Take this guy for example:
Ever think he was concerned about gluten free? This was considered hot; Hawt, even. Henry was known as being a real athlete back in the day and ended up having over six different wives at different points in his life, not to mention countless affairs with other women dignitaries of the time. Sure, they all eventually ended up headless but, no doubt, it was just a necessary reaction to stem the flow of hot, desirable women throwing themselves at his desirable “Dad Bod”.
And how about this guy:
Shit, despite his deep love and affinity for deep-fried peanut butter sandwiches, Elvis still maintains a cult following of people who thought of him at the sexiest thing to ever move on God’s green earth. And let me tell you, the only spare tire Elvis ever dragged around was the one around his waist (click HERE).
So how did this whole fat trend come about anyway?
Well, apparently, if you are to believe Ms. Pearson’s article, it has less to do with a changing of fashionable sexual stereotypes then it does with women just being insecure. They want to feel “pretty” and be the “center of attention”, so being seen next to a guy who looks like a clay sculpture that’s been left out in the sun is the way to achieve that feeling of self worth.
Is that why Kelly hooked up with me?
Shoot. Me. Now.
So, basically, twenty-something dudes are now sitting around drinking $4 pitches on a Friday night instead of hitting the gym or, god forbid, running/cycling/swimming. Dammit! When was somebody going to send me the memo? And here I’ve been wasting all my time in actually trying to lose weight.
What an idiot.
But you know what? Maybe I’m actually looking at this thing all wrong.
Upon closer reflection, I’m actually okay with all the young dudes sitting around getting fat and lazy. In fact, you guys keep doing that. Have another beer. Shit, make it a double. Biggie-Size your fries and add extra bacon to your burger while you’re at it. Pass on the chicken breasts and egg-white omelets; milk it for all it’s worth, kids. And while you’re doing that, I’ll keep running my intervals, working on my swim technique, cycling my hill repeats and continuing my quest to get all thin and – apparently – “unsexy”.

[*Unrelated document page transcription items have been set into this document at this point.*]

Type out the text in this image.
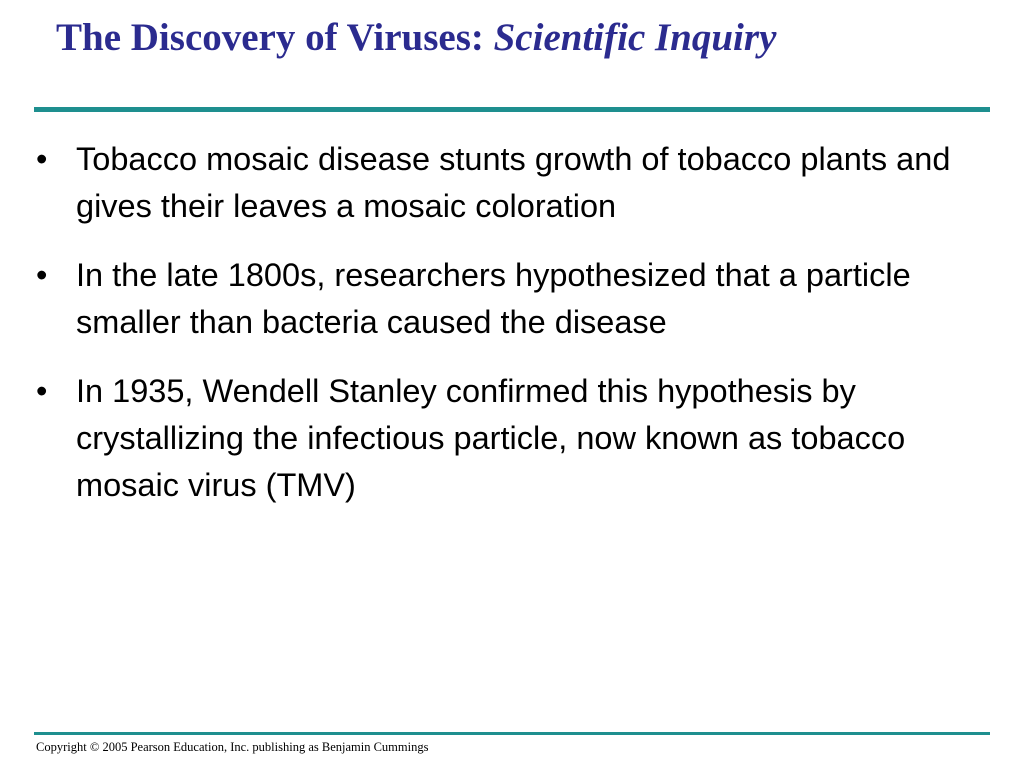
The Discovery of Viruses: Scientific Inquiry
• Tobacco mosaic disease stunts growth of tobacco plants and gives their leaves a mosaic coloration
• In the late 1800s, researchers hypothesized that a particle smaller than bacteria caused the disease
• In 1935, Wendell Stanley confirmed this hypothesis by crystallizing the infectious particle, now known as tobacco mosaic virus (TMV)

Copyright © 2005 Pearson Education, Inc. publishing as Benjamin Cummings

I guess that makes me the “Dad Bod” in reverse seeing as how I’ve worked hard just to get to this point. Kinda like the Reverse Flash, only fatter and in banana yellow track pants as opposed to leotard. Providing this trend keeps up, maybe I just might actually have a chance at successfully accomplishing this whole Kona thing. After all, when it comes to a battle of the fat guys at the starting line of any Ironman or triathlon, I might just have a fighting chance. If not, I always have a promising future in competitive eating.
So bulk up boys and make your prissy princess girlfriends happy. I’ll see you on the starting line…or not.
Either way, I’m liking my new-found chances.